Some British parents report that their children speak with an American accent when they least expect it. “My 15-year-old son asked me to open the boot to put gas in while we were out driving the other day!” said one user on Mumsnet, a British social media platform geared towards parents and mostly women, in response to a reporter’s question posted on the site. Strictly speaking, “boot” rather than “trunk” and “petrol” rather than “gas” were the expected words in British English.
British invasion – verbal
Still, the flow of language is not all one-way.
Ben Yagoda, an American author and former English professor, started blogging in 2011. In that blog, he explored examples of what he calls “non-once Britishisms” (NOOBS), or British words and usage that have somehow infiltrated American speech and writing in a variety of ways.
Yagoda said that while “stories of Americans defiling or poisoning the purity of British English” have been around for hundreds of years, many words and expressions from British English have also been exported to the United States and entered the American lexicon to varying degrees.

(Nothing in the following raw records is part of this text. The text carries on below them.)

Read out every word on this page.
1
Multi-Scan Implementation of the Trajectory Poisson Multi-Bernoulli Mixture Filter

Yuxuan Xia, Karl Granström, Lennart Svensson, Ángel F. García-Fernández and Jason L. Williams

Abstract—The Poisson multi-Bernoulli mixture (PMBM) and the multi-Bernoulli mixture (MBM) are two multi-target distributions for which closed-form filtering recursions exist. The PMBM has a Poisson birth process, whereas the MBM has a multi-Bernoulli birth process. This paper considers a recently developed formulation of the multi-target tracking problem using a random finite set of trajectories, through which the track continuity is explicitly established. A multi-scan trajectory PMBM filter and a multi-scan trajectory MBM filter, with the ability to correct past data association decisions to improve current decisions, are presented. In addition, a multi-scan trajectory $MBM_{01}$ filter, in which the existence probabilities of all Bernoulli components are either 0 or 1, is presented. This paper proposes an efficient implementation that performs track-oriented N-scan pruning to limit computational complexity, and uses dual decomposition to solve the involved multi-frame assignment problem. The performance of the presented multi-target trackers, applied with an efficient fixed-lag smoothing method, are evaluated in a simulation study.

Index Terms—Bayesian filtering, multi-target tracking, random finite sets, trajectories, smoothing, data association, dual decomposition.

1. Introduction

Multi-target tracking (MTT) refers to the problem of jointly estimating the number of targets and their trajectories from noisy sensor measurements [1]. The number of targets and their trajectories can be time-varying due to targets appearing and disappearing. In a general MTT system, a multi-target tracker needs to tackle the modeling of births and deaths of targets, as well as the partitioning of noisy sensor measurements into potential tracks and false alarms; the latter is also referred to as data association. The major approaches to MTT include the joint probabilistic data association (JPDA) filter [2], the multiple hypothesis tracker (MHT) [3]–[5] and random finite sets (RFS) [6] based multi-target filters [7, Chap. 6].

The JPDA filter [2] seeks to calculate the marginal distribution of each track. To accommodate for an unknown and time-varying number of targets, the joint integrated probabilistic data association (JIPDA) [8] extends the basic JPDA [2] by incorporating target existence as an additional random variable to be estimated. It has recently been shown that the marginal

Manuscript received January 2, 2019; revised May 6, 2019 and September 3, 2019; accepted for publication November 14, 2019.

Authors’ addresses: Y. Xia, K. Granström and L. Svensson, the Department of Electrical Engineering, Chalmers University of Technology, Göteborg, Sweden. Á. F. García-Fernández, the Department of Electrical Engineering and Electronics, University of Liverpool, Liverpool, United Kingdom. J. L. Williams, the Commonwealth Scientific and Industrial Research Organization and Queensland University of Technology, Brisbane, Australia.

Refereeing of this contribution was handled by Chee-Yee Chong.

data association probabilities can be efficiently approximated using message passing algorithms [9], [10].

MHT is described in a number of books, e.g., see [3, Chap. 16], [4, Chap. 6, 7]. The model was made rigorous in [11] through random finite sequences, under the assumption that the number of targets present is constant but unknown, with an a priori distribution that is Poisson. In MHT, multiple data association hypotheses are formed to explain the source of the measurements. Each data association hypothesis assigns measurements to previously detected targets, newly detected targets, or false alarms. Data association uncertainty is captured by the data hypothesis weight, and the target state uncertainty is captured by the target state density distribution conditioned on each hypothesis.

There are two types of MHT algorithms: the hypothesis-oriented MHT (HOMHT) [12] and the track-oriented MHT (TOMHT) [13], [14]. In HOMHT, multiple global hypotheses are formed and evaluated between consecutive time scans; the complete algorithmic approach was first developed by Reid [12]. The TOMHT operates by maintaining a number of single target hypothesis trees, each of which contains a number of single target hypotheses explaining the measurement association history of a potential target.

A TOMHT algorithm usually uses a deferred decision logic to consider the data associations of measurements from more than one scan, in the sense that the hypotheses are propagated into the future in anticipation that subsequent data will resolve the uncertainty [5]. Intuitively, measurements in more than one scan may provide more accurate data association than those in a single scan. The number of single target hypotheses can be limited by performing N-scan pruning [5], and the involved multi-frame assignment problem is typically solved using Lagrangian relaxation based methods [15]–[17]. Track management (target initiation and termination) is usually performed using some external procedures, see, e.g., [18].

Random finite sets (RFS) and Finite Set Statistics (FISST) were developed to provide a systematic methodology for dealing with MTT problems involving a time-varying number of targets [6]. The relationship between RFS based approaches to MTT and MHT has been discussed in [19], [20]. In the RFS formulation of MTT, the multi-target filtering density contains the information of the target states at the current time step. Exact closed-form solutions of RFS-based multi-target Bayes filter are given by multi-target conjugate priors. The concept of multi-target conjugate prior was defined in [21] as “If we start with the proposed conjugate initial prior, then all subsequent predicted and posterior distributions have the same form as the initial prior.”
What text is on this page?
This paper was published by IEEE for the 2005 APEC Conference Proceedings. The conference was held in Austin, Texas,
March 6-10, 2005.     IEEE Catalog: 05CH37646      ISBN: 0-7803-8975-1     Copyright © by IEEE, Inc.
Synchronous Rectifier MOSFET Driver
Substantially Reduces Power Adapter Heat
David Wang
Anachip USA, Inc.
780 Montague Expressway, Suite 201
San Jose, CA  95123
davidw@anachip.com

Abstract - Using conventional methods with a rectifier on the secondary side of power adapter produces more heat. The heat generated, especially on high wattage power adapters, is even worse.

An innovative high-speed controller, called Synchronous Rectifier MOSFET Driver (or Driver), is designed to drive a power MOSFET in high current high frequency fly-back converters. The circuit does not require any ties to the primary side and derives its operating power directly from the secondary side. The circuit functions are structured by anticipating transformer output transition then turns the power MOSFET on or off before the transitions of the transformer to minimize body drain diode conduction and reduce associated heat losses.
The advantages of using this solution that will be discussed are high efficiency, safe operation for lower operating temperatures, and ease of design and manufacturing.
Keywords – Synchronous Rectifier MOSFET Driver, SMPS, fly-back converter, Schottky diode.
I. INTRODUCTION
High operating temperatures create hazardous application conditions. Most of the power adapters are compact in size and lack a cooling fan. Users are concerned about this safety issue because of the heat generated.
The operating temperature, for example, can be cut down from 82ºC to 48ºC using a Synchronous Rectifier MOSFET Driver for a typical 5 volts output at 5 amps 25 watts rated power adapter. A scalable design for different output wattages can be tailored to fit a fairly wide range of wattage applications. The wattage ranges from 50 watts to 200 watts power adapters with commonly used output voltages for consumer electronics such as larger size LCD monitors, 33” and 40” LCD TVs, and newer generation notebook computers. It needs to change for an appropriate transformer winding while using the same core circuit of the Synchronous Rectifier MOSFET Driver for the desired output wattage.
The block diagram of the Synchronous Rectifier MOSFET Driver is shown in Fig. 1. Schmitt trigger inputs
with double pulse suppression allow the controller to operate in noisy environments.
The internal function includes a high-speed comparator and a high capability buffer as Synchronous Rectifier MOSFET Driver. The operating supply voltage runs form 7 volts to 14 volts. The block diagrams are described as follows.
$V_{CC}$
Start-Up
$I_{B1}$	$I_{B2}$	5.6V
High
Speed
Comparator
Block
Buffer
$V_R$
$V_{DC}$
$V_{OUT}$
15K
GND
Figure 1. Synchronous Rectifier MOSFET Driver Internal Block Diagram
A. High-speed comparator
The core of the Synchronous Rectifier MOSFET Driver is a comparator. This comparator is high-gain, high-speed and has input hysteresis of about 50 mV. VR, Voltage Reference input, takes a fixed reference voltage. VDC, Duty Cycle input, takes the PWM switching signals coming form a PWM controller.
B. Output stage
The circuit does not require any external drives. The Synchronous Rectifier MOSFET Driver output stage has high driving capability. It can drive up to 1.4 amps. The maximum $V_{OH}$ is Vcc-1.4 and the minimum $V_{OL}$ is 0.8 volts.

“The word ‘brunch’ is one of them,” he says. “This is slang used in Oxford and Cambridge in the 1890s, and is now more popular in the United States.” His 2024 book “Gobsmacked!” examined many other works, including “one-off,” “go missing,” “curate,” “early days,” “easy pesy,” and “full of beans.”
Additionally, when many children were stuck indoors during the COVID-19 pandemic, some American parents reported that their children were saying “mama” instead of “mommy” and using phrases like “good luck” as pigs and other animal families with British accents spent more time playing games, visiting relatives and snorting and jumping into muddy puddles.
The British children’s animated television series Peppa Pig was popular with preschoolers before the pandemic. Its popularity grew as some US states imposed lockdown restrictions.
Nevertheless, some language experts are skeptical about how meaningful, lasting, and indeed surprising, it is that two countries that share a language can influence each other.
“Ever since the advent of radio and cinema, American words have continued to enter British English,” said Peter Torgill, a former language professor from Britain. “It’s a demographic issue. They actually hear more American English than they hear British English, because there are more British people.”
Also, M. Lynn Murphy, an American-born professor of linguistics at the University of Sussex in the United Kingdom, said that teachers and parents reporting that their children use more Americanisms is not the same as children using them more.
“If a child says ‘candy’ in a playground in the UK, people will notice it. If they say ‘sweetie’ a million times, no one will notice it,” she said, highlighting that what we notice and the conclusions we draw from it are often biased.
“It’s not that common in the UK to call ‘elevator’ an ‘elevator’,” she says. “This is one of the most common news articles on the subject, as well as news articles from the 1960s about the Americanization of British English.”
Murphy also noted that the vocabulary is highly portable.
“Words move,” she said. “It’s the accent that doesn’t move much.”
Hallahan, 10, said it was “really frustrating” when her friends said “couch” instead of “sofa.” She said she doesn’t watch much YouTube or follow American influencers.
She said that one time, after spending a lot of time with friends, she “accidentally” uttered American in front of her “nan,” which refers to her British grandmother. She said her grandmother got mad at her for that. That word was “garbage.”